Un longue verge, maintenant ! Mais c'est nul ! Qui a organisé ce machin ? Il fallait prévoir un buffet, au moins là on peut choisir plus ou moins ses interlocuteurs, tout le monde sait cela ! Enfin je m'installe, prenant la sage précaution de ne pas me laisser enfermer sur une banquette. Je finissais par x keum, et elle me donna ensuite les détails pratiques de ces étranges festivités.
- Je te présente Nora et Charlotte, deux grandes copines, qui sont venues me dire bonjour, et accessoirement se faire baiser par Akim. Tandis que je m'affairais dans les chambres, j'entendis la sonnette retentir, puis des éclats de rire et des embrassements. J'en profitais pour faire quelques libraires d'occasion qui sont dans le quartier, et je découvrais un lot d'ouvrages de photographies anciennes à un très bon prix ! Au moins si la soirée se passait mal, je ne l'aurais de toute façon pas complètement perdue ! Un peu idiot d'aller à une soirée coquine avec un sac en plastique remplis de bouquins, mais après tout, je ne dois rien à personne. compris quoi ?".
Je pénétrai dans l'appartement, qui était très grand et qui semblait assez vide. Quelle ne fut pas ma surprise, en arrivant au café où se rendait habituellement mon épouse, de la voir converser dans une pose alanguie avec un homme, d'une quarantaine d'années, qui se trouvait à une table de distance.
Cet homme me paraissait très beau, sa peau plus sombre que celle de Yannick y étant pour beaucoup. André lui caressa les fesses au passage, sans que ma femme ne s'en offusque. Je vis alors les premières gouttes d'urine couler et tendis la langue pour les lécher, avant d'ouvrir grand la bouche pour recevoir toute l'urine de Nora. Un frisson la prit. - J'ai dégoté un truc, une espèce de soirée réservée aux gens de plus de 40 ans. Le marquis était là assis devant son bureau et le jardinier était assis sur le lit. Elle me demanda si ça ne faisait pas un peu trop " pute ", ce à quoi je répondis que c'était l'été, qu'il faisait chaud et que de toutes façons, notre homme l'avait déjà vue dans une tenue semblable l'après-midi même. Tu t'adresses au gérant... - Non, répliquais-je en rougissant, à vrai dire j'en avais rêvé dès que je t'ai vue. Elle se leva pour aller voir et elle vit le marquis tenant Casandra à demi nue qui rendrait dans une chambre de l'étage.

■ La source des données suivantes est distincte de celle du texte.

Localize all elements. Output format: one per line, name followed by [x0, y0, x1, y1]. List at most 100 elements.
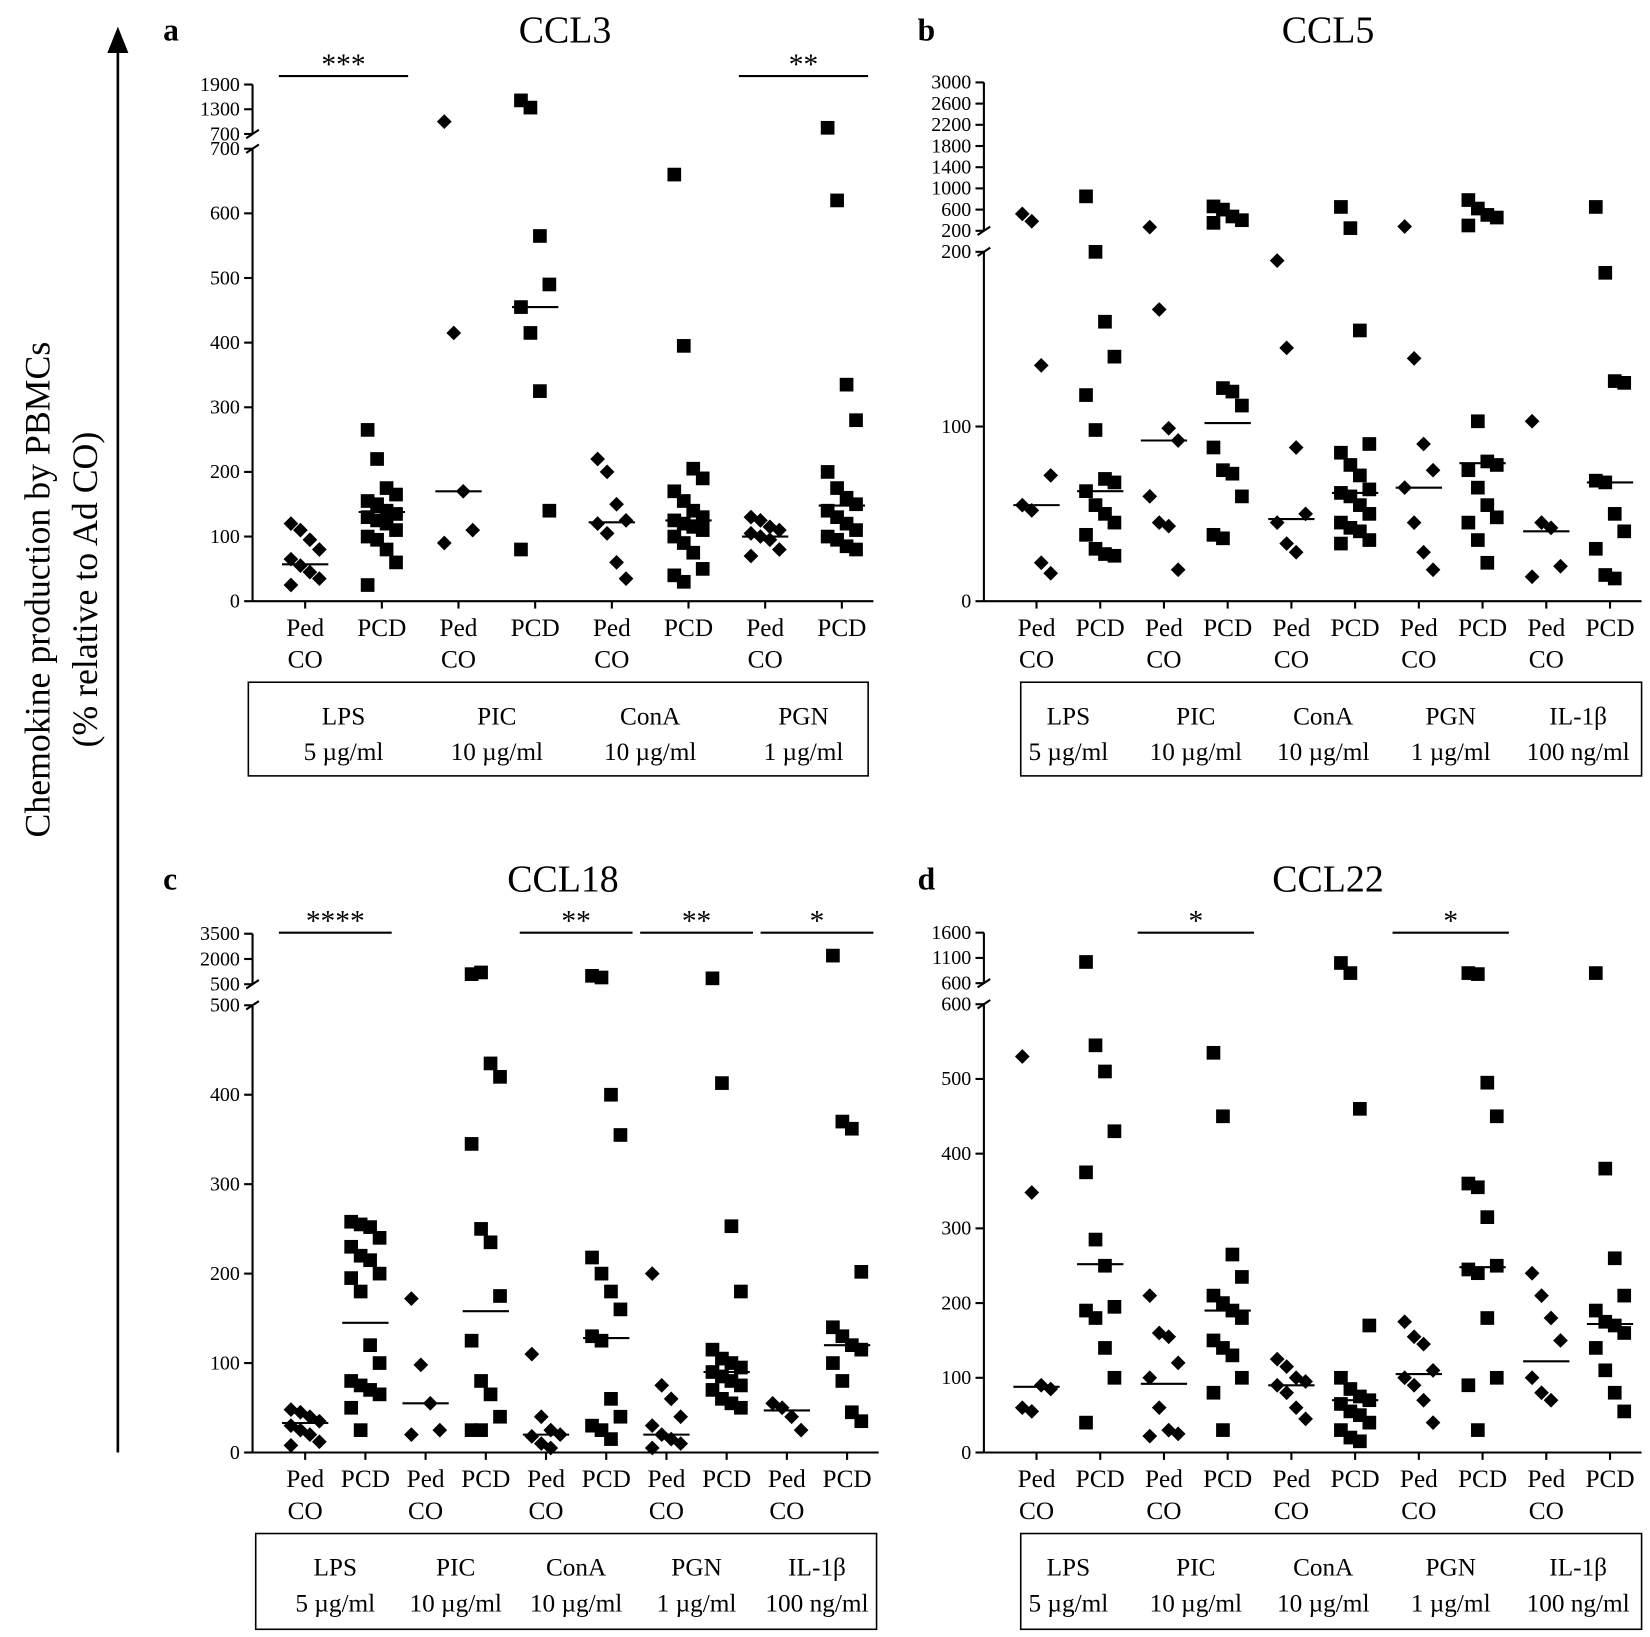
significance-label: *	[1188, 906, 1203, 938]
point	[654, 1378, 670, 1393]
x-tick-label: Ped CO	[746, 614, 785, 674]
point	[524, 1346, 540, 1362]
point	[1362, 437, 1377, 451]
point	[1161, 1329, 1177, 1345]
x-tick-label: PCD	[1585, 1466, 1635, 1494]
point	[474, 1374, 488, 1388]
x-tick-label: PCD	[1330, 614, 1380, 643]
point	[772, 522, 787, 538]
point	[1480, 1210, 1495, 1225]
y-tick-label: 300	[941, 1218, 971, 1240]
stimulus-name: IL-1β	[788, 1554, 846, 1582]
point	[1107, 1370, 1122, 1385]
point	[483, 1387, 498, 1402]
point	[820, 465, 835, 479]
point	[644, 1440, 660, 1456]
point	[1279, 536, 1295, 551]
point	[604, 1087, 618, 1102]
x-tick-label-box: PCD	[817, 615, 866, 642]
x-tick-label-box: Ped CO	[1018, 615, 1056, 674]
point	[1524, 569, 1540, 585]
point	[302, 532, 318, 548]
point	[604, 1392, 618, 1406]
point	[1107, 349, 1122, 364]
point	[344, 1271, 359, 1285]
x-tick-label: PCD	[461, 1466, 511, 1494]
stimulus-dose: 10 µg/ml	[409, 1589, 501, 1617]
point	[1088, 1038, 1103, 1053]
point	[1524, 1370, 1540, 1386]
point	[1425, 1415, 1441, 1430]
point	[493, 1409, 507, 1424]
point	[1362, 482, 1377, 497]
y-tick-label: 200	[210, 1263, 240, 1285]
point	[542, 277, 557, 292]
point	[1079, 388, 1093, 402]
point	[1288, 1400, 1304, 1416]
point	[1334, 445, 1348, 460]
point	[1470, 967, 1485, 981]
point	[1098, 1341, 1112, 1355]
y-tick-label: 200	[941, 1292, 971, 1314]
x-tick-label: Ped CO	[286, 614, 325, 674]
x-tick-label-box: Ped CO	[1018, 1466, 1056, 1525]
point	[1480, 1311, 1495, 1325]
point	[1416, 1392, 1431, 1408]
point	[1588, 541, 1603, 556]
point	[432, 1422, 448, 1438]
point	[604, 1284, 618, 1299]
point	[1098, 1258, 1112, 1273]
point	[618, 571, 634, 586]
y-tick-label: 200	[941, 220, 971, 242]
x-tick-label: PCD	[702, 1466, 752, 1494]
point	[293, 558, 308, 574]
x-tick-label: Ped CO	[1272, 1466, 1311, 1526]
stimulus-name: ConA	[1293, 1554, 1354, 1582]
stimulus-dose: 100 ng/ml	[1527, 738, 1630, 766]
point	[1406, 351, 1422, 366]
point	[1480, 555, 1495, 570]
point	[523, 100, 538, 115]
point	[594, 970, 609, 985]
point	[372, 1356, 387, 1370]
point	[1235, 213, 1249, 228]
point	[594, 1266, 609, 1281]
x-tick-label-box: Ped CO	[286, 1466, 324, 1525]
point	[543, 1440, 559, 1456]
significance-label: *	[810, 906, 825, 938]
y-tick-label: 100	[941, 1367, 971, 1389]
x-tick-label-box: PCD	[511, 615, 560, 642]
point	[1416, 544, 1431, 560]
y-label: (% relative to Ad CO)	[65, 432, 105, 748]
point	[1553, 558, 1568, 574]
point	[1343, 221, 1358, 235]
point	[1553, 1333, 1568, 1348]
stimulus-dose: 1 µg/ml	[657, 1589, 737, 1617]
point	[724, 1219, 739, 1234]
point	[1617, 376, 1632, 390]
x-tick-label: Ped CO	[1272, 614, 1311, 674]
point	[363, 1220, 377, 1234]
y-tick-label: 3500	[200, 923, 240, 945]
x-tick-label-box: PCD	[664, 615, 713, 642]
x-tick-label-box: Ped CO	[593, 615, 631, 674]
point	[1470, 1423, 1485, 1437]
point	[1461, 515, 1476, 530]
x-tick-label-box: PCD	[1076, 615, 1125, 642]
x-tick-label: Ped CO	[1399, 614, 1438, 674]
point	[483, 1056, 498, 1071]
stimulus-name: ConA	[546, 1554, 607, 1582]
point	[302, 1427, 318, 1442]
point	[1033, 555, 1049, 571]
point	[830, 193, 844, 208]
stimulus-dose: 1 µg/ml	[764, 738, 844, 766]
point	[676, 339, 691, 353]
point	[533, 229, 547, 243]
y-tick-label: 3000	[931, 72, 971, 94]
stimulus-dose: 10 µg/ml	[604, 738, 696, 766]
panel-letter: b	[918, 12, 936, 47]
point	[613, 1409, 628, 1424]
stimulus-dose: 10 µg/ml	[451, 738, 543, 766]
point	[1489, 1370, 1504, 1385]
stimulus-name: PGN	[671, 1554, 722, 1582]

Mais, heureusement toute l'assistance n'était pas enlaidie à ce point et quelques femmes présentaient une allure tout à fait convenable à défaut d'être excitante. La vue de ses photos grosses queues, puis de ses longues jambes m'excita profondément. J'eus l'impression presque agréable de n'être qu'un boudin à côté gosse bite, alors que j'avais toujours été fière de mes formes rondes, notamment de mes gros seins qui faisaient autrefois le délice de mon mari et désormais celui de mon amant. Une musique de dingue accompagne sa venue, une sorte de polka jouée sur une orgue de foire, l'animateur encourage le public à taper dans ses mains, tout le monde s'échauffe tandis que Clara se met à danser, elle mettra bien trois minutes pour retirer son pull-over blanc, mais ce qu'il y a en dessous est très prometteur, la promesse d'une superbe poitrine à peine camouflée par un soutien gorge en dentelle bleue. - Non, je vais aller chercher un martinet, ou plutôt non ! Prend ta ceinture. Un visiteur apparut au bout de la courte galerie. tu as fait naître une femme nouvelle entre tes bras. Celui-ci était place juste en face de mon épouse, qui avait les jambes légèrement écartées et n'arrêtait pas de rire des plaisanteries que semblait lui faire mon bel inconnu.
Elle se promena d'un bord et de l'autre de sa chambre. Me voici dehors, on me jette mon pantalon, mais pas ma veste, qui contient tous mes papiers. Elle était au-dessus de moi, son sexe tout près de ma bouche. Elle rencontra le marquis dans le couloir.
Au bout de quelques instants, André (puisque c'est son prénom, il me faut bien l'appeler par son prénom) se leva et se planta devant mon épouse, en lui disant quelque chose. Personne ne s'aperçoit de mon arrivée, mon paquet est resté sur la petite table à côté du vestiaire, je le prends et vais pour repartir, quand soudain... Il en devenait touchant ! Elle rit en dedans. "hypomixolydien" ? Et même d'un sulfureux "Diabolus in Musica" ? Marc pour une fois devait s'avouer un peu perdu.